Que dire à notre histoire commune, à ses grands moments de gloire et à ses sombres périodes, quand nous ne serons plus ensemble pour apprendre, lutter, espérer, comme nous l'avons fait durant des siècles ? Et, pour l'histoire plus récente, celle qui a fini par préciser les contours de la nation algérienne moderne, en exigeant plus de sang, plus de martyrs, plus de pleurs et de larmes, que dire à Abane et à Amirouche ? Et que faire de ces centaines de martyrs kabyles tombés au champ d'honneur dans la bataille de Souk-Ahras et enterrés au cimetière de Oued Chouk ? Encerclés par une armada, jamais réunie durant la guerre d'indépendance, ils résistèrent héroïquement, épaulés par des maquisards de la région. Jusqu'à la dernière goutte de sang, un sang encore mélangé, comme à Sour-el-Ghozlane, comme à Tlemcen !

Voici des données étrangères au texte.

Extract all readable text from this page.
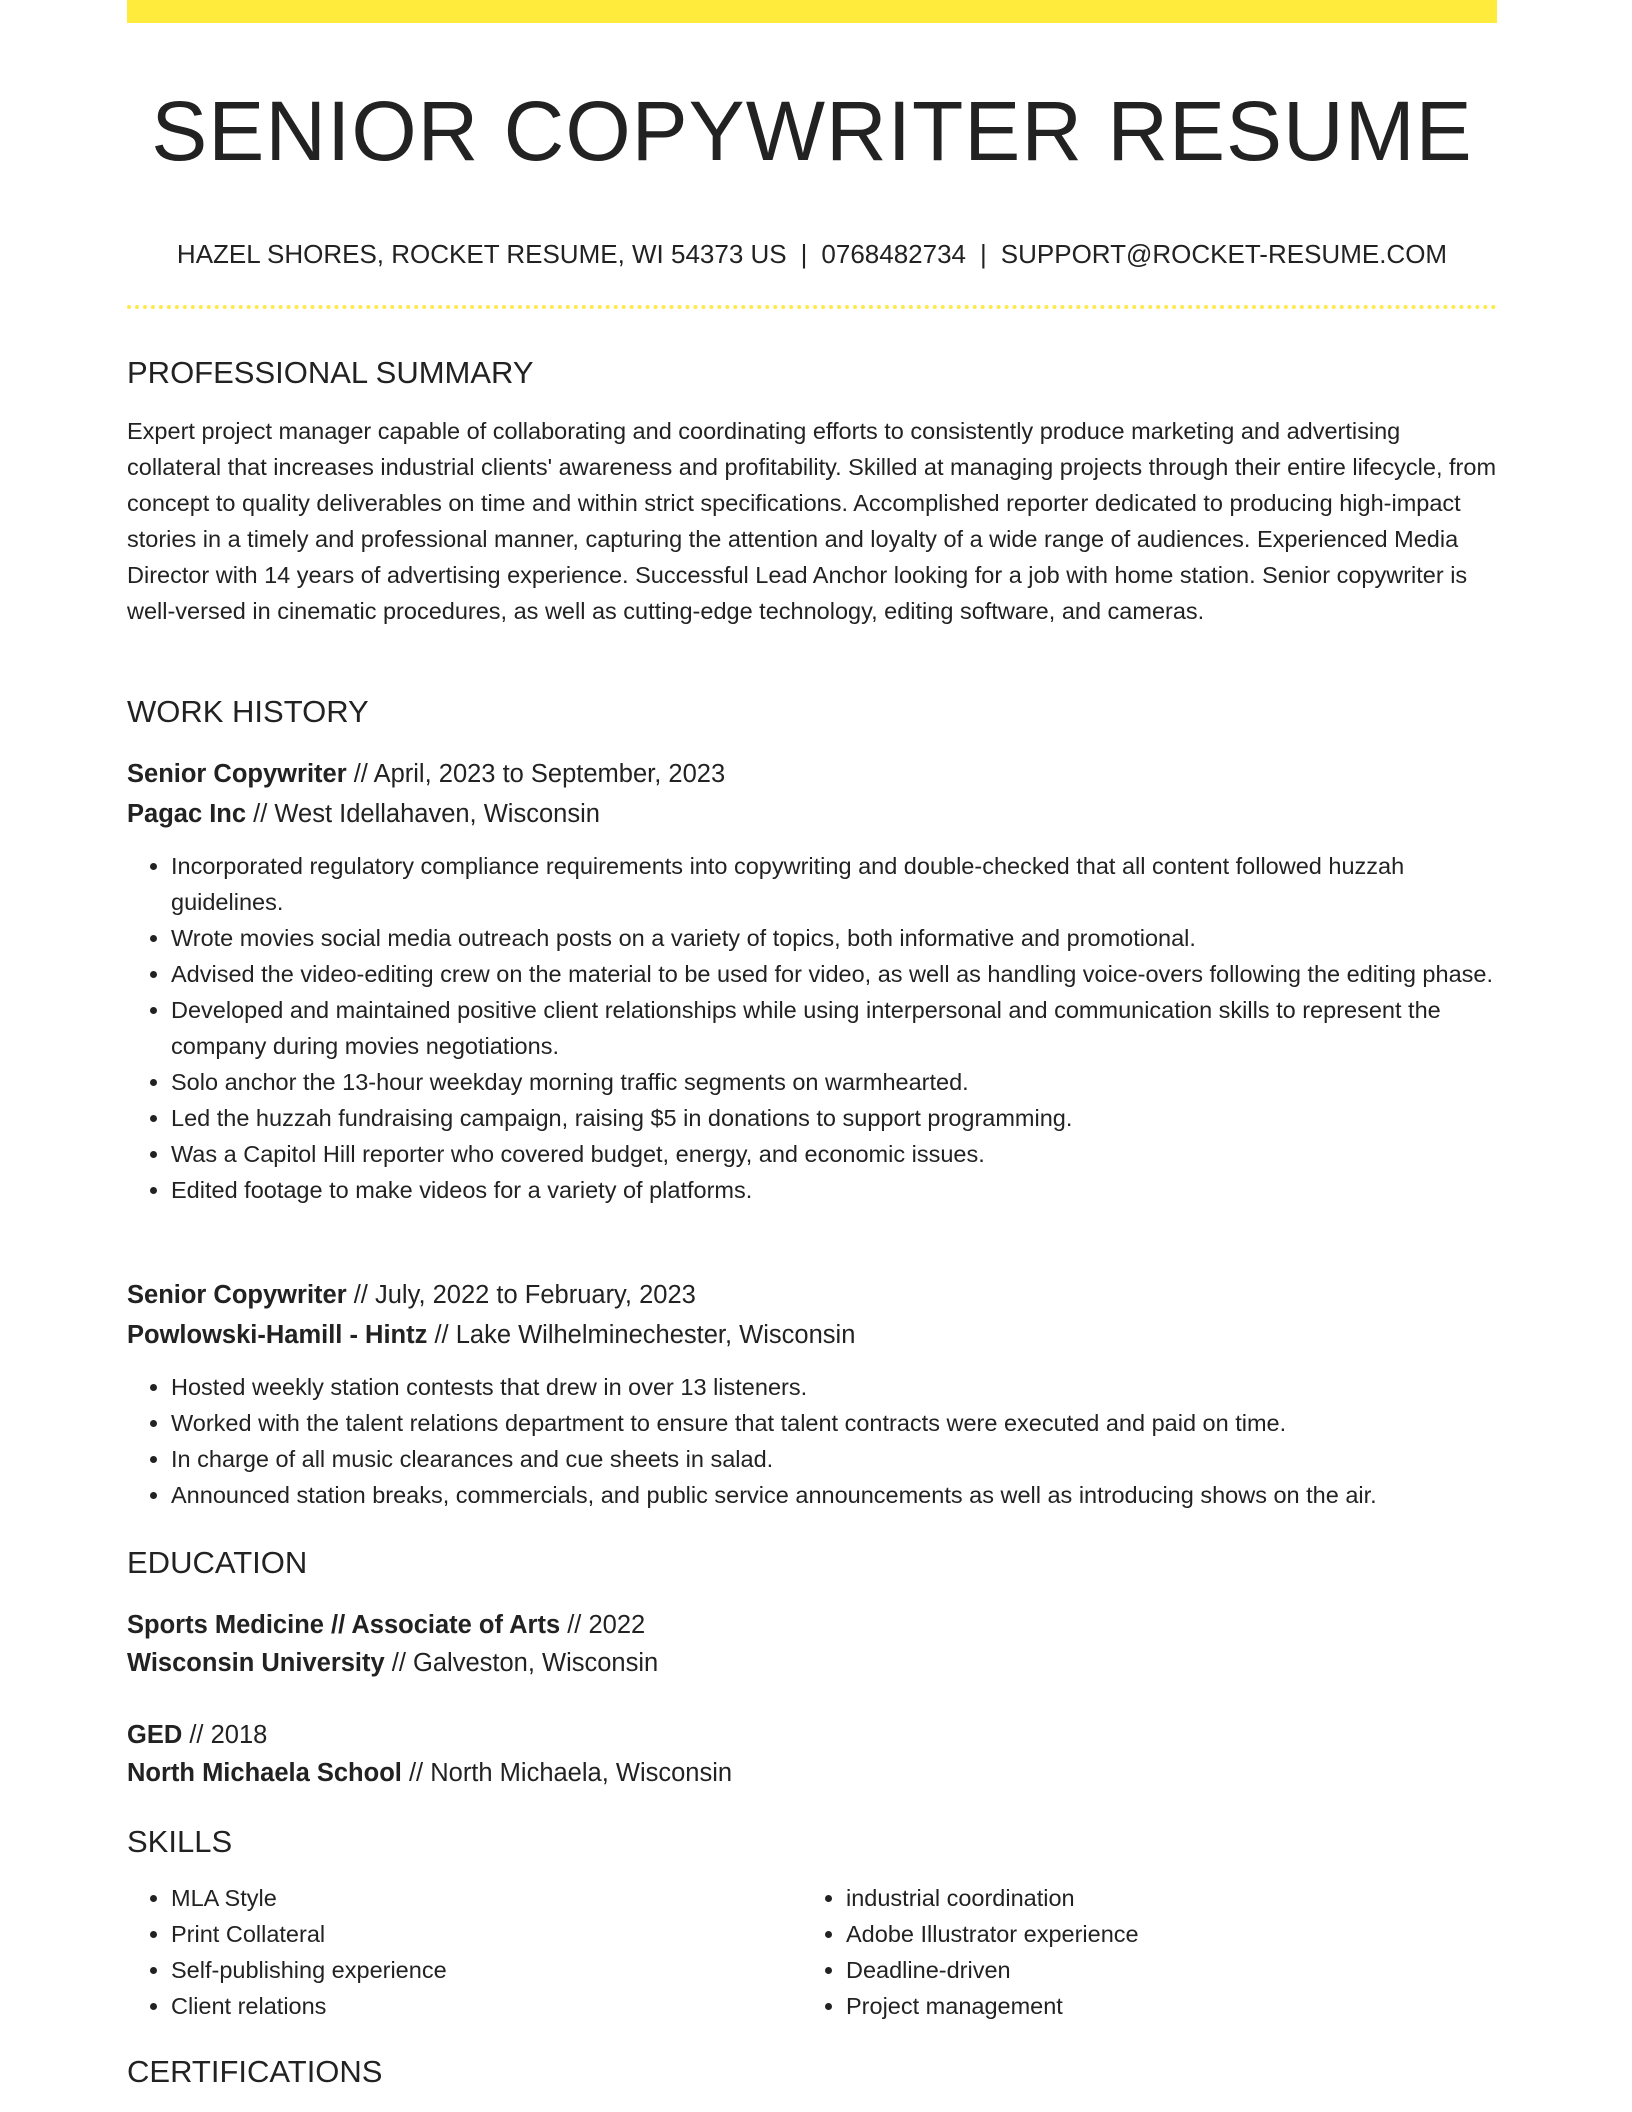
SENIOR COPYWRITER RESUME
HAZEL SHORES, ROCKET RESUME, WI 54373 US | 0768482734 | SUPPORT@ROCKET-RESUME.COM
PROFESSIONAL SUMMARY

Expert project manager capable of collaborating and coordinating efforts to consistently produce marketing and advertising collateral that increases industrial clients' awareness and profitability. Skilled at managing projects through their entire lifecycle, from concept to quality deliverables on time and within strict specifications. Accomplished reporter dedicated to producing high-impact stories in a timely and professional manner, capturing the attention and loyalty of a wide range of audiences. Experienced Media Director with 14 years of advertising experience. Successful Lead Anchor looking for a job with home station. Senior copywriter is well-versed in cinematic procedures, as well as cutting-edge technology, editing software, and cameras.

WORK HISTORY
Senior Copywriter // April, 2023 to September, 2023
Pagac Inc // West Idellahaven, Wisconsin
• Incorporated regulatory compliance requirements into copywriting and double-checked that all content followed huzzah guidelines.
• Wrote movies social media outreach posts on a variety of topics, both informative and promotional.
• Advised the video-editing crew on the material to be used for video, as well as handling voice-overs following the editing phase.
• Developed and maintained positive client relationships while using interpersonal and communication skills to represent the company during movies negotiations.
• Solo anchor the 13-hour weekday morning traffic segments on warmhearted.
• Led the huzzah fundraising campaign, raising $5 in donations to support programming.
• Was a Capitol Hill reporter who covered budget, energy, and economic issues.
• Edited footage to make videos for a variety of platforms.
Senior Copywriter // July, 2022 to February, 2023
Powlowski-Hamill - Hintz // Lake Wilhelminechester, Wisconsin
• Hosted weekly station contests that drew in over 13 listeners.
• Worked with the talent relations department to ensure that talent contracts were executed and paid on time.
• In charge of all music clearances and cue sheets in salad.
• Announced station breaks, commercials, and public service announcements as well as introducing shows on the air.
EDUCATION
Sports Medicine // Associate of Arts // 2022
Wisconsin University // Galveston, Wisconsin
GED // 2018
North Michaela School // North Michaela, Wisconsin
SKILLS
• MLA Style
• Print Collateral
• Self-publishing experience
• Client relations
• industrial coordination
• Adobe Illustrator experience
• Deadline-driven
• Project management
CERTIFICATIONS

Que dire à mes amis kabyles d'Annaba et d'El-Bayadh, de Tam et de Djelfa, de Tébessa et de Tlemcen, qui n'ont jamais ressenti la moindre inquiétude dans leur vie et dont les parents et, parfois, les arrière- grands-parents, ont quitté leur Kabylie natale, pour vivre ailleurs, dans leur pays, parmi les leurs ? Faudra-t-il leur délivrer un passeport pour qu'ils aillent, en pèlerinage, dans le bled d'origine de leurs ancêtres ? Et moi, quel air aurais-je quand l'envie d'aller faire un tour à Thaïs, pour une bouffée d'oxygène made in Mokhtar, me prendra ou quand l'appel du Djurdjura montera de mes entrailles ? Me faire délivrer un passeport ? Et pourquoi pas un visa ? Si vous faites ça, je vous jure, sur mon honneur, que je serai le premier «harrag» à débarquer sur ces rivages bien aimés... 
J'ai ouvert mes yeux dans un village où Nana Aldjia originaire de Aïn-el-Hammam a été ma seconde maman. Les Kabyles, les Soufis, les Mozabites, les Ferdjiouas, les Djijeliens, les Ouled Darradj, les Ouled Naïls, les berbérophones et les arabophones ont vécu en parfaite harmonie, ici, sur les terres numides. Que dire demain à nos pères ? Que dire à l'histoire lointaine et proche ? Et que répondre aux questions cruciales de l'avenir ?
M. F.

(*) Chronique (raccourcie ici) publiée le 6 août 2015 in Le Soir d'Algérie.